Slow Cooker Sweet and Spicy Asian Pork Shoulder
- Ready In:
- 8hrs 15mins
- 1⁄2 cup low sodium soy sauce
- 1⁄2 cup brown sugar
- 1 -2 tablespoon chili-garlic sauce (found in the Asian aisle of the supermarket)
- 1 tablespoon grated fresh ginger
- 1 teaspoon Chinese five spice powder (optional)
- kosher salt and black pepper
- 2 1⁄2 lbs pork shoulder, trimmed of excess fat and cut into 2-inch pieces
- 1 cup long-grain white rice
- 1 medium head bok choy, thinly sliced (about 8 cups)
- 2 scallions, sliced
- In a 4- to 6-quart slow cooker, combine the soy sauce, sugar, chili-garlic sauce, ginger, five-spice powder (if using), 1/2 teaspoon salt, and 1/4 teaspoon pepper. Add the pork and toss to coat.
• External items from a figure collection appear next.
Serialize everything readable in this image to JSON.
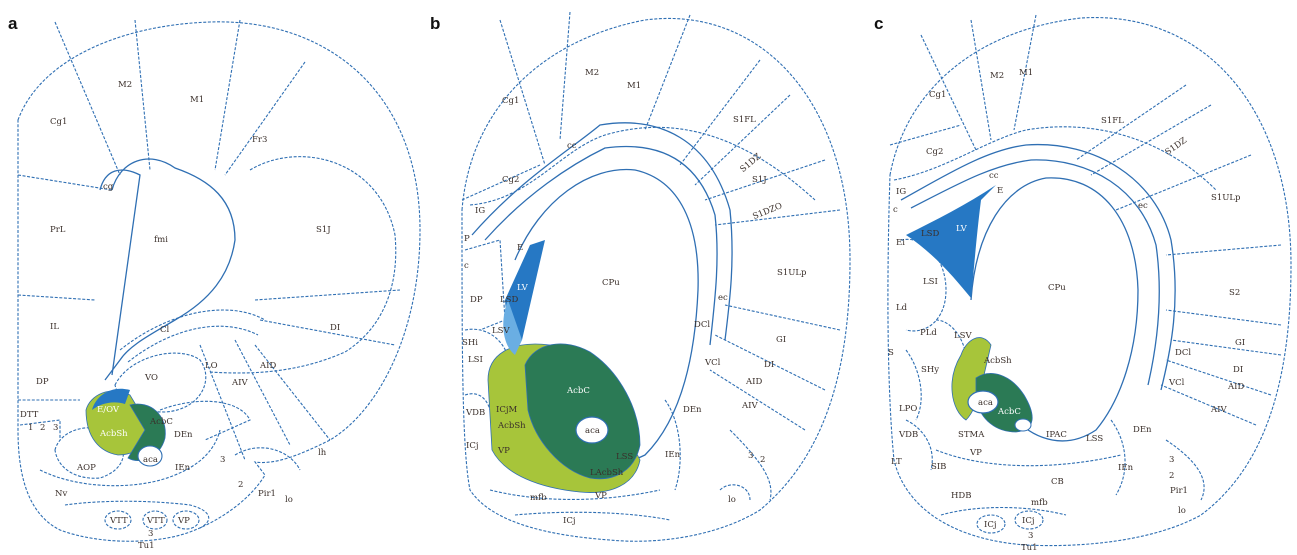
{
  "panels": [
    {
      "letter": "a",
      "regions": [
        "M2",
        "M1",
        "Cg1",
        "Fr3",
        "cg",
        "PrL",
        "fmi",
        "S1J",
        "Cl",
        "IL",
        "DI",
        "DP",
        "VO",
        "LO",
        "AID",
        "AIV",
        "E/OV",
        "AcbC",
        "AcbSh",
        "DEn",
        "DTT",
        "1",
        "2",
        "3",
        "aca",
        "AOP",
        "IEn",
        "3",
        "2",
        "Pir1",
        "lo",
        "Nv",
        "VTT",
        "VTT",
        "VP",
        "3",
        "Tu1",
        "lh"
      ]
    },
    {
      "letter": "b",
      "regions": [
        "M2",
        "M1",
        "Cg1",
        "S1FL",
        "cc",
        "S1DZ",
        "Cg2",
        "S1J",
        "S1DZO",
        "IG",
        "P",
        "E",
        "c",
        "LV",
        "CPu",
        "S1ULp",
        "DP",
        "LSD",
        "ec",
        "DCl",
        "GI",
        "LSV",
        "SHi",
        "VCl",
        "DI",
        "LSI",
        "AcbC",
        "VDB",
        "ICjM",
        "AcbSh",
        "DEn",
        "AID",
        "aca",
        "AIV",
        "ICj",
        "VP",
        "LSS",
        "IEn",
        "3",
        "2",
        "LAcbSh",
        "mfb",
        "VP",
        "lo",
        "ICj"
      ]
    },
    {
      "letter": "c",
      "regions": [
        "M2",
        "M1",
        "Cg1",
        "S1FL",
        "S1DZ",
        "Cg2",
        "cc",
        "IG",
        "E",
        "S1ULp",
        "c",
        "ec",
        "LSD",
        "LV",
        "Ei",
        "LSI",
        "CPu",
        "S2",
        "Ld",
        "PLd",
        "LSV",
        "DCl",
        "GI",
        "AcbSh",
        "DI",
        "S",
        "SHy",
        "VCl",
        "AID",
        "aca",
        "AcbC",
        "AIV",
        "LPO",
        "VDB",
        "STMA",
        "IPAC",
        "LSS",
        "DEn",
        "LT",
        "SIB",
        "VP",
        "IEn",
        "3",
        "2",
        "HDB",
        "CB",
        "mfb",
        "Pir1",
        "lo",
        "ICj",
        "ICj",
        "3",
        "Tu1"
      ]
    }
  ],
  "colors": {
    "outline": "#2f6fb3",
    "ventricle": "#2678c4",
    "ventricle_light": "#6aaee3",
    "shell": "#a7c53a",
    "core": "#2b7a55",
    "label": "#3a2f2a"
  }
}
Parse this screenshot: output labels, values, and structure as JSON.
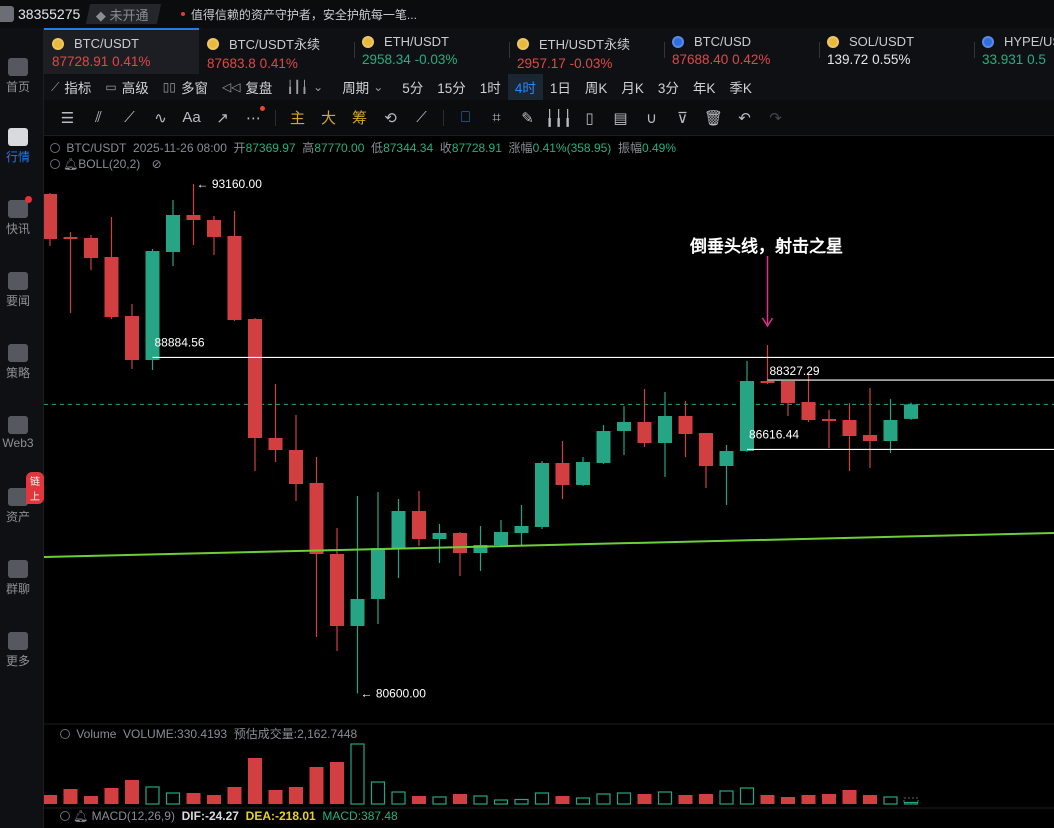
{
  "topbar": {
    "user_id": "38355275",
    "membership": "未开通",
    "notice": "值得信赖的资产守护者，安全护航每一笔..."
  },
  "sidebar": {
    "items": [
      {
        "label": "首页",
        "icon": "home-icon"
      },
      {
        "label": "行情",
        "icon": "market-icon",
        "active": true
      },
      {
        "label": "快讯",
        "icon": "flash-news-icon",
        "dot": true
      },
      {
        "label": "要闻",
        "icon": "news-icon"
      },
      {
        "label": "策略",
        "icon": "strategy-robot-icon"
      },
      {
        "label": "Web3",
        "icon": "web3-icon"
      },
      {
        "label": "资产",
        "icon": "wallet-icon",
        "badge": "链上"
      },
      {
        "label": "群聊",
        "icon": "chat-icon"
      },
      {
        "label": "更多",
        "icon": "more-grid-icon"
      }
    ]
  },
  "tickers": [
    {
      "symbol": "BTC/USDT",
      "price": "87728.91",
      "change": "0.41%",
      "tone": "red",
      "active": true
    },
    {
      "symbol": "BTC/USDT永续",
      "price": "87683.8",
      "change": "0.41%",
      "tone": "red"
    },
    {
      "symbol": "ETH/USDT",
      "price": "2958.34",
      "change": "-0.03%",
      "tone": "green"
    },
    {
      "symbol": "ETH/USDT永续",
      "price": "2957.17",
      "change": "-0.03%",
      "tone": "red"
    },
    {
      "symbol": "BTC/USD",
      "price": "87688.40",
      "change": "0.42%",
      "tone": "red"
    },
    {
      "symbol": "SOL/USDT",
      "price": "139.72",
      "change": "0.55%",
      "tone": "white"
    },
    {
      "symbol": "HYPE/USDT",
      "price": "33.931",
      "change": "0.5",
      "tone": "green"
    }
  ],
  "periods": {
    "tools": [
      {
        "label": "指标",
        "icon": "indicator-icon"
      },
      {
        "label": "高级",
        "icon": "advanced-icon"
      },
      {
        "label": "多窗",
        "icon": "multi-window-icon"
      },
      {
        "label": "复盘",
        "icon": "replay-icon"
      }
    ],
    "chart_type_icon": "candlestick-icon",
    "cycle_label": "周期",
    "items": [
      "5分",
      "15分",
      "1时",
      "4时",
      "1日",
      "周K",
      "月K",
      "3分",
      "年K",
      "季K"
    ],
    "active": "4时"
  },
  "drawing_tools": {
    "icons": [
      "menu-icon",
      "parallel-lines-icon",
      "line-segment-icon",
      "wave-icon",
      "text-icon",
      "ray-icon",
      "more-icon"
    ],
    "labels": [
      "主",
      "大",
      "筹"
    ],
    "right_icons": [
      "sync-icon",
      "magnet-line-icon",
      "bookmark-icon",
      "ruler-icon",
      "brush-icon",
      "candles-icon",
      "ohlc-icon",
      "note-icon",
      "magnet-icon",
      "filter-icon",
      "trash-icon",
      "undo-icon",
      "redo-icon"
    ]
  },
  "info": {
    "symbol": "BTC/USDT",
    "time": "2025-11-26 08:00",
    "open_label": "开",
    "open": "87369.97",
    "high_label": "高",
    "high": "87770.00",
    "low_label": "低",
    "low": "87344.34",
    "close_label": "收",
    "close": "87728.91",
    "change_label": "涨幅",
    "change": "0.41%(358.95)",
    "amp_label": "振幅",
    "amp": "0.49%"
  },
  "boll": {
    "label": "BOLL(20,2)"
  },
  "annotation": {
    "text": "倒垂头线，射击之星",
    "color": "#e0308a"
  },
  "volume": {
    "label": "Volume",
    "value": "VOLUME:330.4193",
    "estimate": "预估成交量:2,162.7448"
  },
  "macd": {
    "label": "MACD(12,26,9)",
    "dif": "DIF:-24.27",
    "dea": "DEA:-218.01",
    "macd": "MACD:387.48"
  },
  "colors": {
    "up": "#26a584",
    "down": "#d13f40",
    "trend": "#6ccf3a",
    "accent": "#1f7cf0"
  },
  "chart_data": {
    "type": "candlestick",
    "symbol": "BTC/USDT",
    "interval": "4时",
    "current_price": 87728.91,
    "max_label": "93160.00",
    "min_label": "80600.00",
    "candles": [
      [
        92914,
        92938,
        91632,
        91804
      ],
      [
        91854,
        91977,
        89980,
        91829
      ],
      [
        91829,
        91903,
        91040,
        91336
      ],
      [
        91361,
        92347,
        89832,
        89882
      ],
      [
        89906,
        90202,
        88600,
        88822
      ],
      [
        88822,
        91558,
        88575,
        91508
      ],
      [
        91484,
        92766,
        91139,
        92396
      ],
      [
        92396,
        93160,
        91656,
        92273
      ],
      [
        92273,
        92371,
        91410,
        91854
      ],
      [
        91878,
        92494,
        89783,
        89808
      ],
      [
        89832,
        89857,
        86086,
        86899
      ],
      [
        86899,
        88230,
        86307,
        86603
      ],
      [
        86603,
        87466,
        85346,
        85765
      ],
      [
        85790,
        86430,
        81994,
        84040
      ],
      [
        84040,
        84680,
        81649,
        82265
      ],
      [
        82265,
        85469,
        80600,
        82930
      ],
      [
        82930,
        85568,
        82314,
        84187
      ],
      [
        84187,
        85395,
        83448,
        85099
      ],
      [
        85099,
        85592,
        84236,
        84409
      ],
      [
        84409,
        84779,
        83818,
        84557
      ],
      [
        84557,
        84582,
        83497,
        84064
      ],
      [
        84064,
        84730,
        83620,
        84261
      ],
      [
        84261,
        84878,
        84212,
        84582
      ],
      [
        84557,
        85247,
        84236,
        84730
      ],
      [
        84705,
        86332,
        84656,
        86283
      ],
      [
        86283,
        86825,
        85395,
        85741
      ],
      [
        85741,
        86430,
        85716,
        86307
      ],
      [
        86283,
        87219,
        86258,
        87071
      ],
      [
        87071,
        87688,
        86480,
        87293
      ],
      [
        87293,
        88107,
        86677,
        86776
      ],
      [
        86776,
        88033,
        85938,
        87441
      ],
      [
        87441,
        87811,
        86430,
        86998
      ],
      [
        87022,
        87022,
        85666,
        86209
      ],
      [
        86209,
        86726,
        85247,
        86578
      ],
      [
        86578,
        88797,
        86554,
        88304
      ],
      [
        88304,
        89191,
        88230,
        88255
      ],
      [
        88304,
        88304,
        87441,
        87762
      ],
      [
        87786,
        88501,
        87293,
        87343
      ],
      [
        87367,
        87589,
        86652,
        87318
      ],
      [
        87343,
        87762,
        86086,
        86948
      ],
      [
        86973,
        88131,
        86159,
        86825
      ],
      [
        86825,
        87860,
        86529,
        87343
      ],
      [
        87369.97,
        87770,
        87344.34,
        87728.91
      ]
    ],
    "volumes": [
      3240,
      5400,
      2880,
      5760,
      8640,
      6120,
      3960,
      3960,
      3240,
      6120,
      16560,
      5040,
      6120,
      13320,
      15120,
      21600,
      7920,
      4320,
      2880,
      2520,
      3600,
      2880,
      1440,
      1620,
      3960,
      2880,
      2160,
      3600,
      3960,
      3600,
      4320,
      3240,
      3600,
      4680,
      5760,
      3240,
      2520,
      3240,
      3600,
      5040,
      3240,
      2520,
      330.4193
    ],
    "volume_estimate": 2162.7448,
    "levels": [
      {
        "price": 88884.56,
        "label": "88884.56",
        "from_candle": 5
      },
      {
        "price": 88327.29,
        "label": "88327.29",
        "from_candle": 35
      },
      {
        "price": 86616.44,
        "label": "86616.44",
        "from_candle": 34
      }
    ],
    "trendline": {
      "from": [
        -0.3,
        83966
      ],
      "to": [
        49,
        84557
      ]
    },
    "annotated_candle": 35
  }
}
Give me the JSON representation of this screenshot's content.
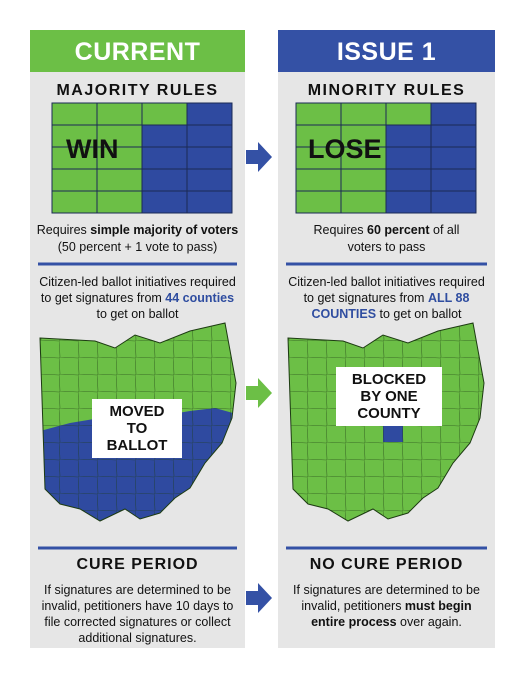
{
  "columns": [
    {
      "header": "CURRENT",
      "rule_title": "MAJORITY RULES",
      "grid_label": "WIN",
      "requirement": [
        "Requires ",
        "simple majority of voters",
        "(50 percent + 1 vote to pass)"
      ],
      "signatures": [
        "Citizen-led ballot initiatives required to get signatures from ",
        "44 counties",
        " to get on ballot"
      ],
      "map_label": "MOVED TO BALLOT",
      "cure_title": "CURE PERIOD",
      "cure_text": [
        "If signatures are determined to be invalid, petitioners have 10 days to file corrected signatures or collect additional signatures."
      ]
    },
    {
      "header": "ISSUE 1",
      "rule_title": "MINORITY RULES",
      "grid_label": "LOSE",
      "requirement": [
        "Requires ",
        "60 percent",
        " of all voters to pass"
      ],
      "signatures": [
        "Citizen-led ballot initiatives required to get signatures from ",
        "ALL 88 COUNTIES",
        " to get on ballot"
      ],
      "map_label": "BLOCKED BY ONE COUNTY",
      "cure_title": "NO CURE PERIOD",
      "cure_text": [
        "If signatures are determined to be invalid, petitioners ",
        "must begin entire process",
        " over again."
      ]
    }
  ]
}
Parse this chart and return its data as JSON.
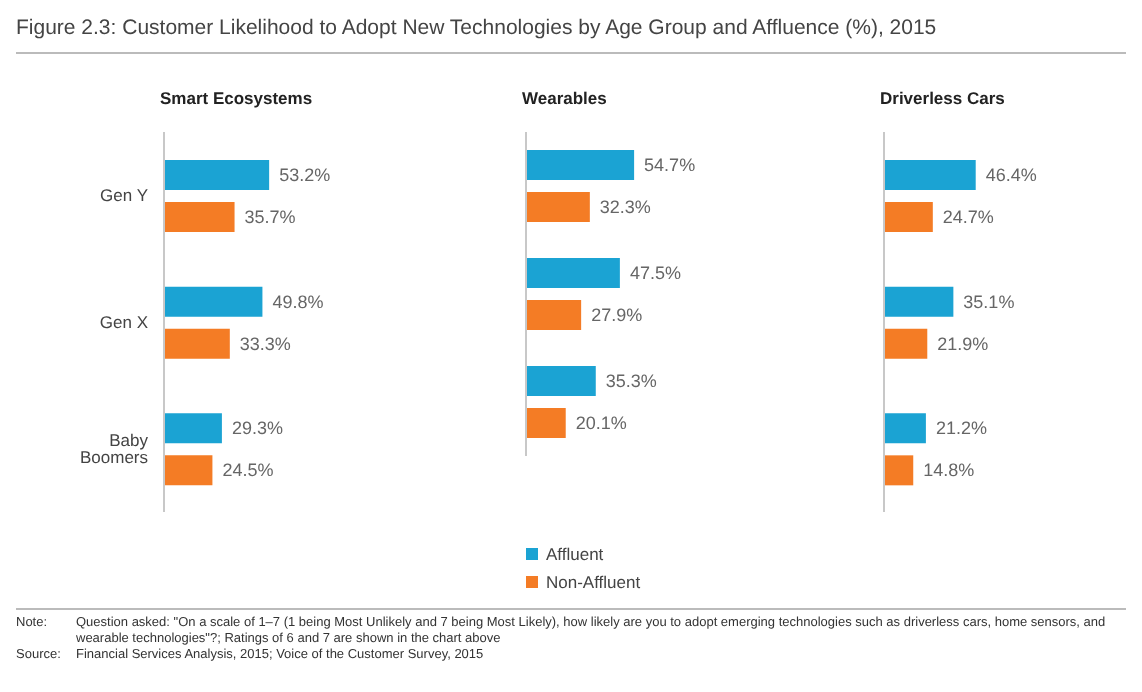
{
  "chart_data": [
    {
      "type": "bar",
      "orientation": "horizontal",
      "title": "Figure 2.3: Customer Likelihood to Adopt New Technologies by Age Group and Affluence (%), 2015",
      "subtitle": "Smart Ecosystems",
      "categories": [
        "Gen Y",
        "Gen X",
        "Baby Boomers"
      ],
      "tick_labels": "y",
      "grid": false,
      "legend": false,
      "series": [
        {
          "color": "#1ba3d3",
          "values": [
            53.2,
            49.8,
            29.3
          ],
          "value_labels": [
            "53.2%",
            "49.8%",
            "29.3%"
          ]
        },
        {
          "color": "#f47c25",
          "values": [
            35.7,
            33.3,
            24.5
          ],
          "value_labels": [
            "35.7%",
            "33.3%",
            "24.5%"
          ]
        }
      ],
      "annotations": [
        "Note:\tQuestion asked: \"On a scale of 1–7 (1 being Most Unlikely and 7 being Most Likely), how likely are you to adopt emerging technologies such as driverless cars, home sensors, and wearable technologies\"?; Ratings of 6 and 7 are shown in the chart above",
        "Source:\tFinancial Services Analysis, 2015; Voice of the Customer Survey, 2015"
      ]
    },
    {
      "type": "bar",
      "orientation": "horizontal",
      "subtitle": "Wearables",
      "categories": [
        null,
        null,
        null
      ],
      "tick_labels": false,
      "grid": false,
      "legend": "bottom",
      "series": [
        {
          "name": "Affluent",
          "color": "#1ba3d3",
          "values": [
            54.7,
            47.5,
            35.3
          ],
          "value_labels": [
            "54.7%",
            "47.5%",
            "35.3%"
          ]
        },
        {
          "name": "Non-Affluent",
          "color": "#f47c25",
          "values": [
            32.3,
            27.9,
            20.1
          ],
          "value_labels": [
            "32.3%",
            "27.9%",
            "20.1%"
          ]
        }
      ]
    },
    {
      "type": "bar",
      "orientation": "horizontal",
      "subtitle": "Driverless Cars",
      "categories": [
        null,
        null,
        null
      ],
      "tick_labels": false,
      "grid": false,
      "legend": false,
      "series": [
        {
          "color": "#1ba3d3",
          "values": [
            46.4,
            35.1,
            21.2
          ],
          "value_labels": [
            "46.4%",
            "35.1%",
            "21.2%"
          ]
        },
        {
          "color": "#f47c25",
          "values": [
            24.7,
            21.9,
            14.8
          ],
          "value_labels": [
            "24.7%",
            "21.9%",
            "14.8%"
          ]
        }
      ]
    }
  ]
}
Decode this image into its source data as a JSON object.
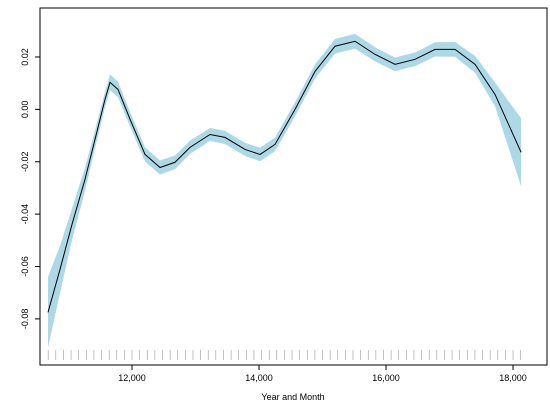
{
  "chart_data": {
    "type": "line",
    "xlabel": "Year and Month",
    "x": [
      10677,
      10866,
      11055,
      11260,
      11417,
      11575,
      11654,
      11780,
      11969,
      12205,
      12441,
      12677,
      12913,
      13228,
      13465,
      13780,
      14016,
      14252,
      14567,
      14882,
      15197,
      15512,
      15827,
      16142,
      16457,
      16772,
      17087,
      17402,
      17717,
      18127
    ],
    "values": [
      -0.0775,
      -0.0611,
      -0.0439,
      -0.0267,
      -0.0115,
      0.0038,
      0.0103,
      0.0076,
      -0.0038,
      -0.0172,
      -0.0222,
      -0.0202,
      -0.0145,
      -0.0096,
      -0.0107,
      -0.0153,
      -0.0172,
      -0.0134,
      0.0,
      0.0145,
      0.0241,
      0.026,
      0.021,
      0.0172,
      0.0191,
      0.0229,
      0.0229,
      0.0172,
      0.0057,
      -0.0164
    ],
    "band": {
      "upper": [
        -0.064,
        -0.0521,
        -0.0379,
        -0.0222,
        -0.008,
        0.0068,
        0.0133,
        0.0106,
        -0.001,
        -0.0145,
        -0.0195,
        -0.0176,
        -0.012,
        -0.0071,
        -0.0082,
        -0.0128,
        -0.0146,
        -0.0108,
        0.0027,
        0.0172,
        0.0269,
        0.0288,
        0.0237,
        0.0198,
        0.0217,
        0.0256,
        0.0257,
        0.0204,
        0.0102,
        -0.0034
      ],
      "lower": [
        -0.091,
        -0.0701,
        -0.0499,
        -0.0312,
        -0.015,
        0.0008,
        0.0073,
        0.0046,
        -0.0066,
        -0.0199,
        -0.0249,
        -0.0228,
        -0.017,
        -0.0121,
        -0.0132,
        -0.0178,
        -0.0198,
        -0.016,
        -0.0027,
        0.0118,
        0.0213,
        0.0232,
        0.0183,
        0.0146,
        0.0165,
        0.0202,
        0.0201,
        0.014,
        0.0012,
        -0.0294
      ]
    },
    "rug": [
      10680,
      10800,
      10920,
      11040,
      11160,
      11280,
      11400,
      11520,
      11640,
      11760,
      11880,
      12000,
      12120,
      12240,
      12360,
      12480,
      12600,
      12720,
      12840,
      12960,
      13080,
      13200,
      13320,
      13440,
      13560,
      13680,
      13800,
      13920,
      14040,
      14160,
      14280,
      14400,
      14520,
      14640,
      14760,
      14880,
      15000,
      15120,
      15240,
      15360,
      15480,
      15600,
      15720,
      15840,
      15960,
      16080,
      16200,
      16320,
      16440,
      16560,
      16680,
      16800,
      16920,
      17040,
      17160,
      17280,
      17400,
      17520,
      17640,
      17760,
      17880,
      18000,
      18120
    ],
    "color": "#000000",
    "band_color": "#add8e6",
    "rug_color": "#999999",
    "xlim": [
      10551,
      18535
    ],
    "ylim": [
      -0.0976,
      0.0387
    ],
    "xticks": [
      {
        "value": 12000,
        "label": "12,000"
      },
      {
        "value": 14000,
        "label": "14,000"
      },
      {
        "value": 16000,
        "label": "16,000"
      },
      {
        "value": 18000,
        "label": "18,000"
      }
    ],
    "yticks": [
      -0.08,
      -0.06,
      -0.04,
      -0.02,
      {
        "value": 0,
        "label": "0.00"
      },
      0.02
    ]
  }
}
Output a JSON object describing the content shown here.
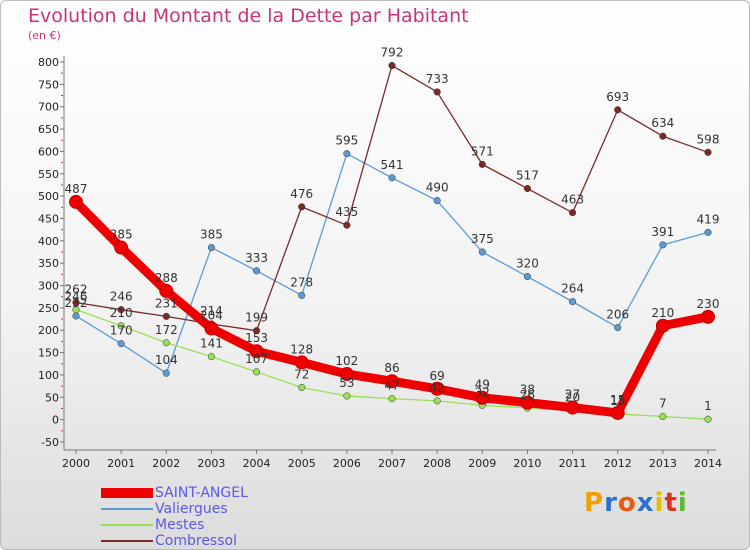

Cook, covered, until the pork is tender, on high for 4 to 5 hours or on low for 7 to 8 hours.
- Twenty-five minutes before serving, cook the rice according to the package directions.
- Meanwhile, skim off and discard any fat from the pork. Gently fold the bok choy into the pork and cook, covered, until heated through, 2 to 4 minutes. Serve with the rice and sprinkle with the scallions.